Warum spielen Router überhaupt eine so wichtige Rolle?

Der Router ist ein entscheidender Baustein für die Heimvernetzung. Ein guter Router ermöglicht es den Nutzern, ihre Geräte zu Hause miteinander zu verbinden und eine stabile Internetverbindung zu gewährleisten. Router haben in den letzten Jahren bedeutende Fortschritte gemacht, und es gibt nun mehrere Optionen auf dem Markt. Traditionelle Router haben sich zu Mesh-Netzwerken weiterentwickelt. Diese Netze bestehen aus mehreren Knotenpunkten, die miteinander verbunden sind und eine großflächige Abdeckung bieten. Ein Mesh-Netzwerk kann eine schnelle und stabile Verbindung in jedem Raum gewährleisten. In der Zwischenzeit haben die Mobilfunkbetreiber auch eine wichtige Rolle bei der Bereitstellung von Internetverbindungen in Häusern und Unternehmen übernommen. Mit 5G-Netzwerken können Nutzer mit einem einzigen Gerät eine Internetverbindung herstellen, die viele Geräte im Haus unterstützt. Ein weiterer wichtiger Aspekt von Routern ist die Sicherheit. Die meisten modernen Router verfügen über integrierte Firewalls und andere Sicherheitsfunktionen, die dazu beitragen, die Geräte vor Online-Bedrohungen zu schützen. Ein guter Router sollte immer die neuesten Sicherheitsupdates und Patches haben.

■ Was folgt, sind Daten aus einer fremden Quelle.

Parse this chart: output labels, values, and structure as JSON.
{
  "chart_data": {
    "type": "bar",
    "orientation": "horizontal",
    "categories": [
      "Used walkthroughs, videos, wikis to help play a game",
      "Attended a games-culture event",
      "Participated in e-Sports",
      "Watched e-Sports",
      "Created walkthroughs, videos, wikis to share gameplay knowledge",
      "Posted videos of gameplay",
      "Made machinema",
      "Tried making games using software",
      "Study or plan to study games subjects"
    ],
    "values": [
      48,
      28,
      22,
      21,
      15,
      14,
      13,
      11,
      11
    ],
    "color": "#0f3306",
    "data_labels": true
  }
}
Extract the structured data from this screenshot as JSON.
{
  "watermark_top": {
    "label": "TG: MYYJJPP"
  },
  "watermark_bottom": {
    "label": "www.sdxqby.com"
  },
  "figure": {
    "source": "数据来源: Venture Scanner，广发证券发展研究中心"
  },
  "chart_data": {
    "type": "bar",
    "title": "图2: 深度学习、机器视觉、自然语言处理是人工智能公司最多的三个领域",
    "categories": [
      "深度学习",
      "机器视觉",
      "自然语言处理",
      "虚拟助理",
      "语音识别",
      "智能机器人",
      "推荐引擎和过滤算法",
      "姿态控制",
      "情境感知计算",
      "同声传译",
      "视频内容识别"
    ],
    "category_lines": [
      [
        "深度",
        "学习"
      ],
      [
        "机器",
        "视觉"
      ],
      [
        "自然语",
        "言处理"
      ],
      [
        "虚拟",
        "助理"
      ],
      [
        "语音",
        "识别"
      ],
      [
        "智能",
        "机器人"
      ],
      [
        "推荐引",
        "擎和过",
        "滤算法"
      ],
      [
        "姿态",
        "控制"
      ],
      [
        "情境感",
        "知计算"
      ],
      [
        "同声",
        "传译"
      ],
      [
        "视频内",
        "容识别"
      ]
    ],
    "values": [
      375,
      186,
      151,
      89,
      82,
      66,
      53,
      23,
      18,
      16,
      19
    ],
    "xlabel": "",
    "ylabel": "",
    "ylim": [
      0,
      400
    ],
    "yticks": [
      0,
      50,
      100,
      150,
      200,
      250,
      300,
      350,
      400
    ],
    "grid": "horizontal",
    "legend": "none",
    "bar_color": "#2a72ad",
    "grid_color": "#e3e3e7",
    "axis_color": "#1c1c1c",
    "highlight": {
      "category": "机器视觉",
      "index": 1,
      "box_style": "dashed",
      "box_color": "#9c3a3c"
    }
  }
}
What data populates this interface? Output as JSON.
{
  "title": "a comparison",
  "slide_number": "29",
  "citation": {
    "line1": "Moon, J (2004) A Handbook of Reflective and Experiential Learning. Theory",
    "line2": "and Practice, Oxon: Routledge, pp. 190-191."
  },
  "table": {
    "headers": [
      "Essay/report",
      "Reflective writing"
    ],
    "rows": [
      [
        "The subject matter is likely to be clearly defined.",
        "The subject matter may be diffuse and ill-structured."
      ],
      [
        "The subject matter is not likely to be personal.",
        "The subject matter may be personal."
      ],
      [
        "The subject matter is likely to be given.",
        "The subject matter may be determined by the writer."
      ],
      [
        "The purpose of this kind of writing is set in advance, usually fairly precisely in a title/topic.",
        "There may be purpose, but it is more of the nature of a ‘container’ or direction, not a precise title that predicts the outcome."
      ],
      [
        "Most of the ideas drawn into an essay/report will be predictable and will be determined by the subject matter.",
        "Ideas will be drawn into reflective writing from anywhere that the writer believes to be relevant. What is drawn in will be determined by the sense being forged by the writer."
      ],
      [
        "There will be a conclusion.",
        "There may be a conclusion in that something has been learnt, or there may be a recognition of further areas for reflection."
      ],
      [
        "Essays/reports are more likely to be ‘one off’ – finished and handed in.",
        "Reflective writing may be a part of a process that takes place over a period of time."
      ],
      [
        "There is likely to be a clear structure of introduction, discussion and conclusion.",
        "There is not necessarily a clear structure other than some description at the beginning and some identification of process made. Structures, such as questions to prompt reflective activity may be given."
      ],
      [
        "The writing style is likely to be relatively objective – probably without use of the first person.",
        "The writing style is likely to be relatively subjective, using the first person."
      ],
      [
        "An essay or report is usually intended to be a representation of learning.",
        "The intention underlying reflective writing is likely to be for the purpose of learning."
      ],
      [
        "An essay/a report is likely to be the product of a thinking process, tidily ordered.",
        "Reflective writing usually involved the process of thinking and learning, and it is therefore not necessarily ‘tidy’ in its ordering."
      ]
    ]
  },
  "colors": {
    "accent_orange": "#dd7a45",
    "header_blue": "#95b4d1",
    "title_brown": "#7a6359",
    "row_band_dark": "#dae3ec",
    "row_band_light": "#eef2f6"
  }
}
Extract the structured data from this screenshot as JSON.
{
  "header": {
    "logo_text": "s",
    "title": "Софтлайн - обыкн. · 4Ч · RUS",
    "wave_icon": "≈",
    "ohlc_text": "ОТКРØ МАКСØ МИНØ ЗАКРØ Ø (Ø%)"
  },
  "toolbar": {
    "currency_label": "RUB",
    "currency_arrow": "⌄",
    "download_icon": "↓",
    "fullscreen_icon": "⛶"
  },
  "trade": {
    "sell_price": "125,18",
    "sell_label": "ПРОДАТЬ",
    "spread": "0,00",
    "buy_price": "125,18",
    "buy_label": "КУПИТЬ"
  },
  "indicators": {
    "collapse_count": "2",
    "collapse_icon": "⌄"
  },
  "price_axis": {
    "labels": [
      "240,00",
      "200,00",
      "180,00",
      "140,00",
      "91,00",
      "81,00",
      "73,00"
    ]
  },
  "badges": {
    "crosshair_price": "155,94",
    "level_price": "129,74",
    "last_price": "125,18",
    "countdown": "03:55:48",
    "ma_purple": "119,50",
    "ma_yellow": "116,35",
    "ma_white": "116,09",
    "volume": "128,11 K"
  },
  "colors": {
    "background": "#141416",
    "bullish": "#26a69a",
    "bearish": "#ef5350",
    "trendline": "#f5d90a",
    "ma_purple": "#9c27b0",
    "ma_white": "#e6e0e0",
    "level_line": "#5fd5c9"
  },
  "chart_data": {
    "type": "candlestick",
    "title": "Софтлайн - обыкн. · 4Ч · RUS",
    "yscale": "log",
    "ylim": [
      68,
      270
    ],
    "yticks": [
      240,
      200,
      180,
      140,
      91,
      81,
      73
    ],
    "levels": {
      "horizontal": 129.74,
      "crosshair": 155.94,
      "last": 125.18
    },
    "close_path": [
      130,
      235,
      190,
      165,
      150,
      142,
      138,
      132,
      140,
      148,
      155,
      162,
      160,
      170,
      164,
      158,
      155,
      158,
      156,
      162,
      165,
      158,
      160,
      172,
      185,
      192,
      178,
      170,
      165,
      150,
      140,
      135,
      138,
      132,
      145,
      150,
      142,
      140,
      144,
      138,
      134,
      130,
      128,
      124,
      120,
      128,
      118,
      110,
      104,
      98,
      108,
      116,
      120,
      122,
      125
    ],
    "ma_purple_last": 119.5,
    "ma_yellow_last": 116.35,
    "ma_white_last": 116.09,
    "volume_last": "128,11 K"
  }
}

Die Heimvernetzung hat sich in den letzten Jahren von einem Nischenmarkt zu einem Massenmarkt entwickelt. Immer mehr Geräte sind jetzt miteinander verbunden, von intelligenten Thermostaten bis hin zu Sprachassistenten. Nutzer können ihre Geräte zentral steuern und automatisieren. Ein wichtiger Trend, der die Zukunft der Telekommunikation beeinflussen wird. Mit der Einführung von 5G und dem Aufstieg von IoT-Geräten wird es noch einfacher werden, Geräte zu Hause miteinander zu verknüpfen. Dies wird es Nutzern ermöglichen, ihr Zuhause intelligenter und effizienter zu gestalten. Diesen Anforderungen müssen sich Telekommunikationsanbieter stellen. „Wir versuchen, die bestmöglichen Informationen aus den Gateway-Stacks herauszuholen, um sicherzustellen, dass wir das Nutzererlebnis unserer Kundinnen und Kunden kontinuierlich verbessern“, sagt Dirk Böttger, verantwortlich für die Einführung der neuen Telekom RDK Router Generation in Deutschland. „Wir schaffen nun die Voraussetzungen, um in Zukunft das Heimnetzwerk unserer Kund*innen noch sicherer, zuverlässiger und nutzerfreundlicher zu gestalten.“

Telekommunikation
Der Autor David B. Hofmann ist Managing Partner, TelCo Lead bei mm1.
© mm1

Insgesamt bieten Software-Plattformen für Router Telekommunikationsanbietern eine Vielzahl von Chancen, darunter verbesserte Benutzererfahrung, Differenzierung, Skalierbarkeit, Sicherheit und Effizienz (s. auch Tabelle weiter oben). Durch die Nutzung von Software-Plattformen können Anbieter ihre Produkte und Dienstleistungen verbessern, wettbewerbsfähiger werden und das Kundenerlebnis verbessern. Ihre Einführung stellt aber auch Herausforderungen für Telekommunikationsanbieter dar. Ihre Rolle verändert sich: Sie werde nun auch zum Software-Entwickler und Betreiber der Router-Plattform. Um diese Herausforderungen zu bewältigen, müssen Anbieter sicherstellen, dass sie über die richtigen Ressourcen und Fähigkeiten verfügen, um die neuen Plattformen effektiv zu nutzen und zu unterstützen. Es bleibt daher spannend zu beobachten, wie die Telekom diese Transformation meistert.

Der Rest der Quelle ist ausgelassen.